Whilst it would be churlish to claim I can live up to the bounty brought to the party by Seumas Milne, I believe I have some qualifications which could have benefits for your new dispensation on leadership.

  • I am almost always extremely angry. Not your run-of-the-mill, confused anger. The kind of anger normally occasioned by someone borrowing but not replacing one’s screwdriver, or a plug that won’t quite go in even though you’ve found the earth-socket with your finger before trying to line it up, or the bourgeoisie controlling the means of production even though you’ve written columns detailing how this order is inevitably doomed.  The impotent, all-consuming rage I harbour almost always makes me worry that I will end up killing someone or wetting myself, or both.
  • When I am not experiencing my daily paroxysms of debilitating anger, I tend to relax with a glowering, brooding, dark malevolent presence which lingers long after I have left a room. My joyless, energy sapping demeanour, whilst it is nowhere near as personally scary as my default state, is still pretty troubling for all those around me. This seems to me in keeping with the tone you have set over the last twelve months, and is effortless for me. If there are still people in HQ needing their spirits crushed, I am just the person to do it.
  • I am the opposite of a populist.  I actively seek out popular opinions and, in detail, seek to tear these things apart. In recent times I have written articles warning against the petty bourgeois activity of breast-feeding, the risk to national production of an educated workforce and how awful sugar is. These are just examples, of course. I can also write stuff praising quasi-socialist dictators, ideological demagogues and opinion pieces blatantly misrepresenting my own position for the purposes of obfuscating an entirely accurate complaint against me. It’s possible you’ll have more use for these skills.
  • I have perfected a smile of disapprobation. This is an upgrade on Seumas’ tendency to simply sit entirely still and suddenly exit the room without anyone noticing him standing up, and is twice as creepy.

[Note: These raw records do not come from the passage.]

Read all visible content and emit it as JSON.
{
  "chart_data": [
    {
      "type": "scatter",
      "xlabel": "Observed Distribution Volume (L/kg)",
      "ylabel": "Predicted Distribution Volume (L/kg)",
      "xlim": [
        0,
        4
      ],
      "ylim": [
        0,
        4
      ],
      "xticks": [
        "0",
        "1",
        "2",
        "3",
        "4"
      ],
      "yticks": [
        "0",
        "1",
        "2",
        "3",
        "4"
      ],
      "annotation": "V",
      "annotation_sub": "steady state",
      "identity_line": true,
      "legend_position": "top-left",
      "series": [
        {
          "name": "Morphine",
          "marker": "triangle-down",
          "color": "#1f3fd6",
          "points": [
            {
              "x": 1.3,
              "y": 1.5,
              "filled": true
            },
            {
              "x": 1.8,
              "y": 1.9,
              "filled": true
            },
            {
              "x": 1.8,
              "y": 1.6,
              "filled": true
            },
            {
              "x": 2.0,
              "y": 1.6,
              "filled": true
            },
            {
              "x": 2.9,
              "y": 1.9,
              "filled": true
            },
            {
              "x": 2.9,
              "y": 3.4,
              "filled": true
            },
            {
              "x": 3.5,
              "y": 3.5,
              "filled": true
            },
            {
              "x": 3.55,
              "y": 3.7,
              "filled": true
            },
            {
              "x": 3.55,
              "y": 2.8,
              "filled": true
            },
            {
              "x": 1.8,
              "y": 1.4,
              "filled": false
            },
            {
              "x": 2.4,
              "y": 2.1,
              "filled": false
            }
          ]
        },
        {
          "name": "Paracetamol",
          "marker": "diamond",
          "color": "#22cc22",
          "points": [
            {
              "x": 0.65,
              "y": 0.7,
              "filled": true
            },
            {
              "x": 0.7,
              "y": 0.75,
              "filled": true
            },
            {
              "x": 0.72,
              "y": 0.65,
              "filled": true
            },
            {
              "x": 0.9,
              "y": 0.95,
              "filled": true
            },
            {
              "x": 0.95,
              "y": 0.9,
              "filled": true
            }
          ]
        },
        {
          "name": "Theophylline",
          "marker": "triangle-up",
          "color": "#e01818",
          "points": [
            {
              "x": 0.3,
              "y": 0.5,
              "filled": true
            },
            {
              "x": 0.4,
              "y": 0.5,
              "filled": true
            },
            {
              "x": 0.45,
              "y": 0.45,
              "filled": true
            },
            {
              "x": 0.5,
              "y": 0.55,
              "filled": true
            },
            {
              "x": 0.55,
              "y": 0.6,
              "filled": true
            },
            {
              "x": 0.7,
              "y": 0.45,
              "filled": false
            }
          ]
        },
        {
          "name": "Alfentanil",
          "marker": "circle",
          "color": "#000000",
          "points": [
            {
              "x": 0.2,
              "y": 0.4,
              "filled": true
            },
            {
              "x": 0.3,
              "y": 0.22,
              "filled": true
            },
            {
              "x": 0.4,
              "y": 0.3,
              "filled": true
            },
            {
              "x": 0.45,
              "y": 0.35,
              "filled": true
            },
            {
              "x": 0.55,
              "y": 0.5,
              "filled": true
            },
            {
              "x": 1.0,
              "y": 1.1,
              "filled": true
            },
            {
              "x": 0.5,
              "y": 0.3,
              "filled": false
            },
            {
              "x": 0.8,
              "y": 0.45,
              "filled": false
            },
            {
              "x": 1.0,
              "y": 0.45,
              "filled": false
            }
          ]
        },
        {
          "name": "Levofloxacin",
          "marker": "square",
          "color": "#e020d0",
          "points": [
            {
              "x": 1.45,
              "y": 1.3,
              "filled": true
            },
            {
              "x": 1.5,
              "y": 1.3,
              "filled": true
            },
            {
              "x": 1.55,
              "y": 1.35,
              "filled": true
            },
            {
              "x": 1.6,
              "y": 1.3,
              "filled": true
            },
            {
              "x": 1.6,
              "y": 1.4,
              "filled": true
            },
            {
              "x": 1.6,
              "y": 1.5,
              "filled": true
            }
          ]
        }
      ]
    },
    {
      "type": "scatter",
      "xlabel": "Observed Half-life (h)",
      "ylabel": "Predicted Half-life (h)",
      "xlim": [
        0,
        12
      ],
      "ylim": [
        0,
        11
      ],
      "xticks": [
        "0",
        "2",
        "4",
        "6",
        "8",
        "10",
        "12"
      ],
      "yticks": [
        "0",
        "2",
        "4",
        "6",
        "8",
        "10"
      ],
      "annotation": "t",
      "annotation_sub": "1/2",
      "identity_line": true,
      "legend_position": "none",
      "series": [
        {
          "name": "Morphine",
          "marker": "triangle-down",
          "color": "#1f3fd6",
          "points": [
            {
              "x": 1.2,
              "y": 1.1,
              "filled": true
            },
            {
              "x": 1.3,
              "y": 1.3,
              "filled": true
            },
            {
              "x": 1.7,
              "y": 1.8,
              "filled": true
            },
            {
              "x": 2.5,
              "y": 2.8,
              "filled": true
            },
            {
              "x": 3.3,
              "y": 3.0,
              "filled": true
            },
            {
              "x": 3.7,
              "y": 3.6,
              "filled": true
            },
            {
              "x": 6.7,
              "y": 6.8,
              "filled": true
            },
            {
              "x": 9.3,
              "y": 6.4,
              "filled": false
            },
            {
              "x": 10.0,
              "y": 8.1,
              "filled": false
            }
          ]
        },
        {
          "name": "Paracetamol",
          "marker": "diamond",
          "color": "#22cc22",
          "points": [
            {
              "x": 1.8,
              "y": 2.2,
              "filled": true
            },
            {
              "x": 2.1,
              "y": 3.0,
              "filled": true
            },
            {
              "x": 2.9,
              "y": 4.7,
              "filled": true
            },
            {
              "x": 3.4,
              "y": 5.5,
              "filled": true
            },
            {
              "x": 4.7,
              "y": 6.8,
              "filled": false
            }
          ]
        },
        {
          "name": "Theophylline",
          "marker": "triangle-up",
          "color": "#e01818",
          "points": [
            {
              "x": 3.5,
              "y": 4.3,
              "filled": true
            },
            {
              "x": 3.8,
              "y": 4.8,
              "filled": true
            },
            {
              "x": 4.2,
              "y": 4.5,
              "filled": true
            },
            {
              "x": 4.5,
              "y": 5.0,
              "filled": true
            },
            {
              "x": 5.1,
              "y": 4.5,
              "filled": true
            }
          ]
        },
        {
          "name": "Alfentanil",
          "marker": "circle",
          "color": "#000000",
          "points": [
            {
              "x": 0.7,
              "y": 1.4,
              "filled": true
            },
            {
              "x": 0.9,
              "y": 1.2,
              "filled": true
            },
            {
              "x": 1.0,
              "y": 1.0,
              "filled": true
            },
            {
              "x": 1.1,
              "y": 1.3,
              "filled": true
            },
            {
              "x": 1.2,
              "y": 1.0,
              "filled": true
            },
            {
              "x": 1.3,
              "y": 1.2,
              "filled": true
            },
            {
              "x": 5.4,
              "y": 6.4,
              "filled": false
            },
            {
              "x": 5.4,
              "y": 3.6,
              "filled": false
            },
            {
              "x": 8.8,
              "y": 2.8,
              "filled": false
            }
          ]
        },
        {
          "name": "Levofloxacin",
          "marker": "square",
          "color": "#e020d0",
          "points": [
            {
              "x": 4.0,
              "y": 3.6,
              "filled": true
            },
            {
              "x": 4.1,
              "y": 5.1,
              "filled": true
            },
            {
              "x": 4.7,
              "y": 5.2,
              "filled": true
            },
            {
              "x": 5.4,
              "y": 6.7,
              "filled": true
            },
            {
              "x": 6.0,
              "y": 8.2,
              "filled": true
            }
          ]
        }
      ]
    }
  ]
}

In short, Jeremy, I am exactly the sort of unhinged lunatic your campaign needs now to recover from the loss of Seumas Milne. My general creepiness and the majesty of my silent, dark spectre cannot fail to keep your headquarters operation in a state of chaos and suspended animation, just how you like it.

Give it some thought.  No need to give me a ring. Just think about me twice and I will be right behind you.